I waited in line, grabbing the last laptop. I brought it to my seat and stared out the window. The gray sky promised snow. I thought about Abigail Jacobs, always outside, always cold.
I opened the laptop and signed on. Mr. Andrews strolled up and down aisles helping students. I typed Michael Collins. Several websites popped up. I clicked on one and began jotting notes.
Michael Collins was sometimes called “the forgotten astronaut” because he stayed inside the command module Columbia and traveled alone to the far side of the moon while Neil Armstrong and Buzz Aldrin landed in the Eagle. He lived with his wife, Patricia, and their three kids. He had a German shepherd that he named Dubhe, after one of the stars in the Big Dipper, and a rabbit named Snowball. Michael Collins orbited the moon twenty-seven times during the Apollo 11 mission. Each time his spacecraft drifted behind the moon, he lost all radio contact with Earth. But Collins says he never felt lonely because he had an important job to do—he knew Neil Armstrong and Buzz Aldrin couldn’t get home without him.
I tried to stay focused on Michael Collins, but the stuff the kids had said about Abigail was bouncing around in my brain.

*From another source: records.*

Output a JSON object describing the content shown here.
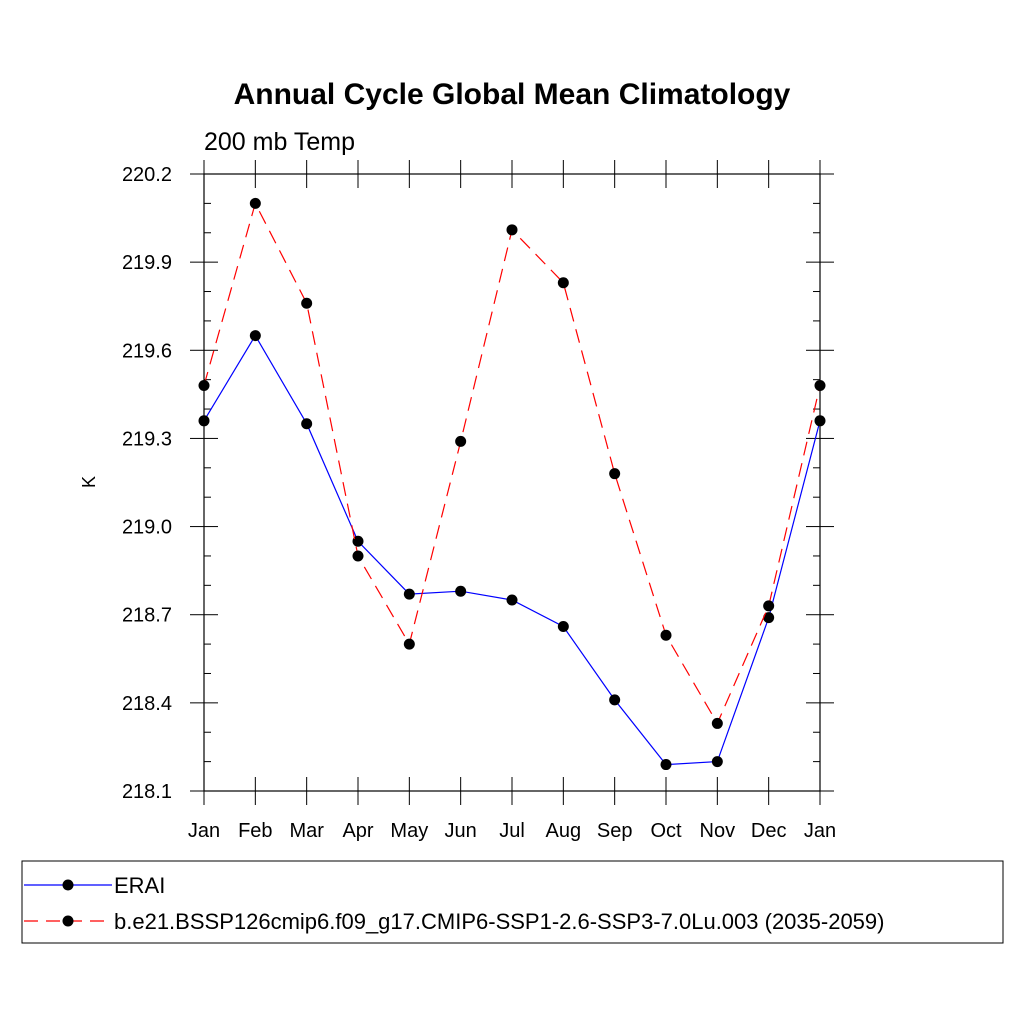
{
  "chart_data": {
    "type": "line",
    "title": "Annual Cycle Global Mean Climatology",
    "subtitle": "200 mb Temp",
    "ylabel": "K",
    "xlabel": "",
    "categories": [
      "Jan",
      "Feb",
      "Mar",
      "Apr",
      "May",
      "Jun",
      "Jul",
      "Aug",
      "Sep",
      "Oct",
      "Nov",
      "Dec",
      "Jan"
    ],
    "ylim": [
      218.1,
      220.2
    ],
    "yticks": [
      218.1,
      218.4,
      218.7,
      219.0,
      219.3,
      219.6,
      219.9,
      220.2
    ],
    "ytick_labels": [
      "218.1",
      "218.4",
      "218.7",
      "219.0",
      "219.3",
      "219.6",
      "219.9",
      "220.2"
    ],
    "legend_position": "bottom",
    "series": [
      {
        "name": "ERAI",
        "color": "#0000ff",
        "line_style": "solid",
        "marker": "filled-circle",
        "values": [
          219.36,
          219.65,
          219.35,
          218.95,
          218.77,
          218.78,
          218.75,
          218.66,
          218.41,
          218.19,
          218.2,
          218.69,
          219.36
        ]
      },
      {
        "name": "b.e21.BSSP126cmip6.f09_g17.CMIP6-SSP1-2.6-SSP3-7.0Lu.003 (2035-2059)",
        "color": "#ff0000",
        "line_style": "dashed",
        "marker": "filled-circle",
        "values": [
          219.48,
          220.1,
          219.76,
          218.9,
          218.6,
          219.29,
          220.01,
          219.83,
          219.18,
          218.63,
          218.33,
          218.73,
          219.48
        ]
      }
    ]
  }
}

Their chatter reminded me of the blue jays I’d seen fighting and squawking at Abigail’s tin can feeders.
The laptop’s screensaver faded to black and in my mind’s eye I could see the image of Abigail feeding the birds at the town green. She was strange enough, but could she have really killed a person? Could she have killed her own daughter?
I clicked the screen awake, and in the search field I backspaced over Michael Collins and typed Abigail Jacobs, Fortin, Vermont.

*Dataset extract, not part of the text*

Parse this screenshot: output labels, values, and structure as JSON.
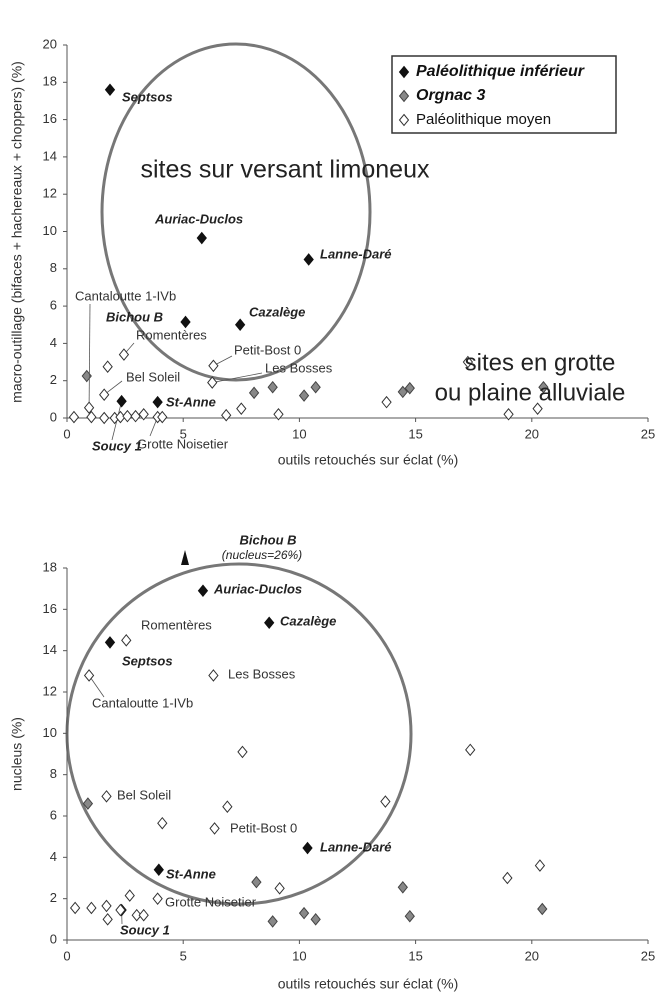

The Fortin Citizen archives popped up with an article headlined ABIGAIL JACOBS, 18 SPECTER HILL ROAD, ARRESTED.
“Ex
cuse me, Ruby.” Mr. Andrews read over my shoulder. “Who is Abigail Jacobs?”
I jumped at his voice.
“I thought you were doing Michael Collins?”
I exited the page. “I—I won’t be here for the Wax Museum.”
“Where will you be?”
I stared hard into the screen. Kids began whispering.
“Washington, DC,” I whispered.
“Hmm.” Mr. Andrews pulled at his beard. “Well, until that happens, you need to keep preparing. So are you Michael Collins or this Abigail Jacobs?”
I heard Dakota whisper something to Ellen. Ellen laughed.
I felt my body shrink. “Michael Collins,” I said.
“Okay, so let’s get back to that.” Mr. Andrews moved on.
Suddenly, I felt like I was in a shadow. I turned to see Dakota hovering over me. I stared after Mr. Andrews, but he was helping someone else.
Dakota flipped her hair and leaned in, trying to see my screen. The smell of her grape bubble gum turned my stomach.
“So you’re going to be the Bird Lady for the Wax Museum?” she said. “Are you going to sleep in an old milk shed to get ready for your big debut?”
Ellen tried to suppress her laugh. It came out as a snort.
I stared at my hands.
Ahmad turned around in his seat. “Ruby is Michael Collins for the Wax Museum.”
Dakota’s giant round eyes felt like they were boring into my skin. “No, I think you really are the Bird Lady.” She blinked. “You don’t talk to anyone. You wear the same dirty sweatshirt every day.” She put her hands on her hips. “And I happen to know that your mother—”
My head whipped around, but before Dakota said another word, Mr. Andrews was at my desk again. “Everything okay here?” he asked.
Dakota flopped into her seat and began typing hard on her laptop.
“Ruby?” he said.
I nodded. “Y-yes.” I typed in Michael Collins’s name and a series of articles popped up. I clicked on one and began reading.
Mr. Andrews moved on.
Beep! My screen showed one new message. I clicked on it.